2.破壊的技術を使いこなすスマート自治体への転換
  • 上記のような仕組みを構築するためには、全ての自治体で業務の自動化・省力化につながる破壊的技術(AIやロボティクス、ブロックチェーンなど)を徹底的に使いこなす必要がある。AI・ロボティクスが処理できる事務作業は全てAI・ロボティクスによって自動処理することにより、職員は企画立案業務や住民への直接的なサービス提供など職員でなければできない業務に注力するスマート自治体へと転換する必要がある。
  • スマート自治体への転換は、自治体職員が本来の機能を発揮し、地域に必要とされる役割を果たす好機である。スマート自治体への転換に当たり、職員に求められる能力は変容する。高い専門性や企画調整能力、コミュニケーション能力が必要になることを踏まえ、組織に必要な人材を確保する観点から、長期的な視点で職員の能力開発や教育・訓練が求められる。
  • 各自治体においては、業務プロセスや制度自体の複雑さや冗長性を取り除く必要がある。個々の自治体での内部検討にとどまらず、近隣自治体や人口規模が類似した他自治体との比較によって効率的な業務プロセスを追求する取組を促す仕組みが求められる。
  • AI・ロボティクスの導入・運用を含め、特に専門的な能力を有する人材を確保する必要がある分野については、当該人材が複数の自治体の業務を行うことが有用であり、都道府県・市町村の枠を越えた柔軟な人事運用を可能にする仕組みが必要である。

3.自治体行政の標準化・共通化
  • 行政内部(バックオフィス)の情報システムについて、自治体ごとに開発し部分最適を追求することで生じる重複投資をやめる枠組みが必要である。
  • 我が国全体では情報システムの標準化・共通化によって情報システム経費が軽減される一方、個々の自治体ではデータ移行、研修・訓練などの負担が発生することから、一時的な個々の自治体の負担を軽減する必要がある。
  • 自治体にはそれぞれ既存の情報システムがある。このため、システム更新時期にあわせて無理なく円滑に統合できるように、期限を区切って標準化・共通化を実施する必要がある。
  • 行政と利用者とのインターフェイス(行政手続)については、住民・企業の利便性の観点から一元化を優先させ、電子化と様式の標準化を進める必要がある。

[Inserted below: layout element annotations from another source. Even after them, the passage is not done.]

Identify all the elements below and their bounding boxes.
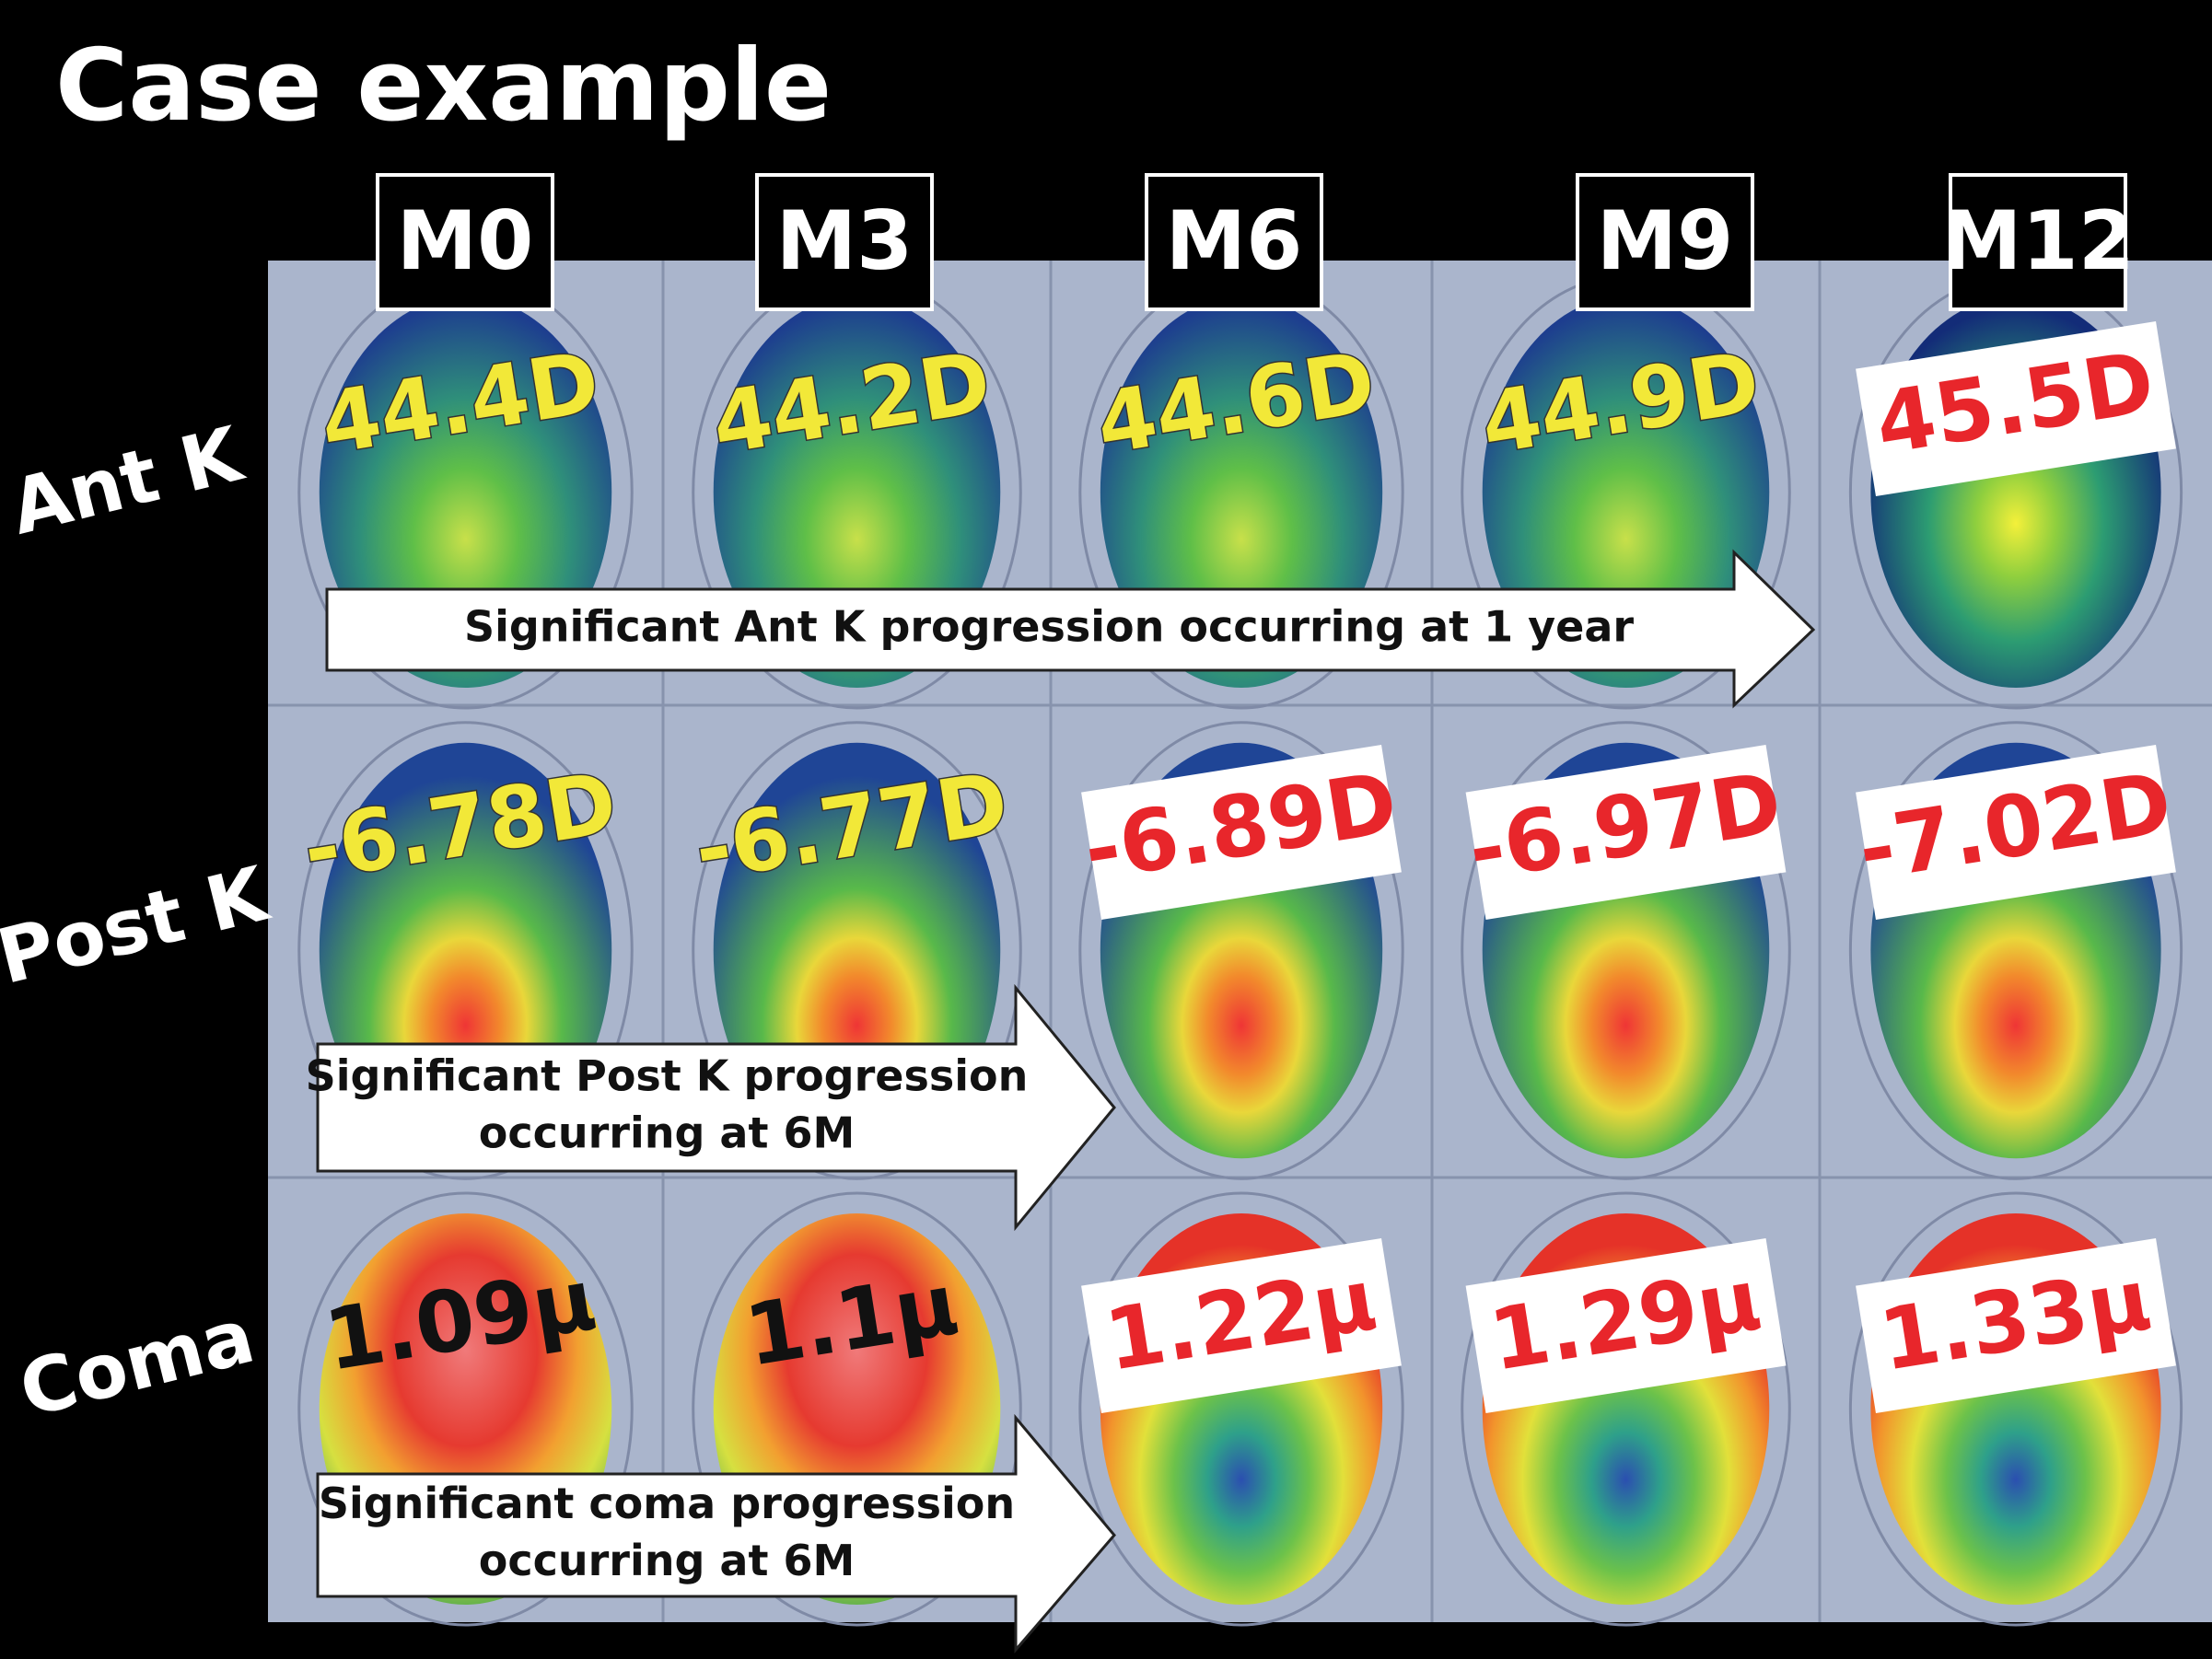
column-header: M6 <box>1166 193 1303 288</box>
row-label: Post K <box>0 850 278 1002</box>
column-header: M12 <box>1941 193 2135 288</box>
map-ring <box>297 1191 634 1627</box>
arrow-text: occurring at 6M <box>479 1108 856 1158</box>
column-header: M3 <box>776 193 914 288</box>
value-label-box <box>1081 745 1402 920</box>
column-header-box <box>1576 173 1754 311</box>
row-label: Coma <box>11 1293 262 1434</box>
arrow-text: Significant coma progression <box>319 1479 1015 1528</box>
arrow-text: occurring at 6M <box>479 1536 856 1585</box>
arrow <box>316 983 1116 1232</box>
value-label-group: 1.22μ <box>1081 1238 1402 1413</box>
map-ring <box>1848 1191 2183 1627</box>
arrow-text: Significant Ant K progression occurring … <box>464 602 1634 652</box>
value-label-group: 45.5D <box>1856 321 2176 496</box>
value-label-box <box>1465 745 1787 920</box>
column-header-box <box>1949 173 2127 311</box>
value-label-box <box>1081 1238 1402 1413</box>
map-ring <box>1078 721 1404 1180</box>
column-header: M0 <box>397 193 534 288</box>
value-label-group: -7.02D <box>1852 745 2178 920</box>
map-ring <box>692 721 1022 1180</box>
column-header-box <box>755 173 934 311</box>
map-ring <box>1461 1191 1791 1627</box>
column-header: M9 <box>1597 193 1734 288</box>
value-label-box <box>1856 321 2176 496</box>
slide-title: Case example <box>55 29 832 144</box>
column-header-box <box>1145 173 1323 311</box>
map-ring <box>297 721 634 1180</box>
row-label: Ant K <box>2 411 252 552</box>
map-ring <box>1848 721 2183 1180</box>
map-ring <box>1078 1191 1404 1627</box>
arrow-text: Significant Post K progression <box>306 1051 1029 1101</box>
map-ring <box>692 1191 1022 1627</box>
arrow <box>325 549 1816 709</box>
value-label-box <box>1465 1238 1787 1413</box>
value-label-box <box>1856 745 2176 920</box>
value-label-box <box>1856 1238 2176 1413</box>
column-header-box <box>376 173 554 311</box>
map-ring <box>1461 721 1791 1180</box>
arrow <box>316 1413 1116 1654</box>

  • 自治体の情報システムや申請様式は、法律の根拠なく、各自治体においてカスタマイズされてきたものが多い。新たに生ずる事務に関しては、国が予算措置をすることによって共通のシステムや仕様を使用できるようにすることも可能であり、これまで、そのような取扱いが各種行政分野で行われてきた今後、既存の情報システムや申請様式の標準化・共通化を実効的に進め。ていくためには、新たな法律が必要となるのではないか。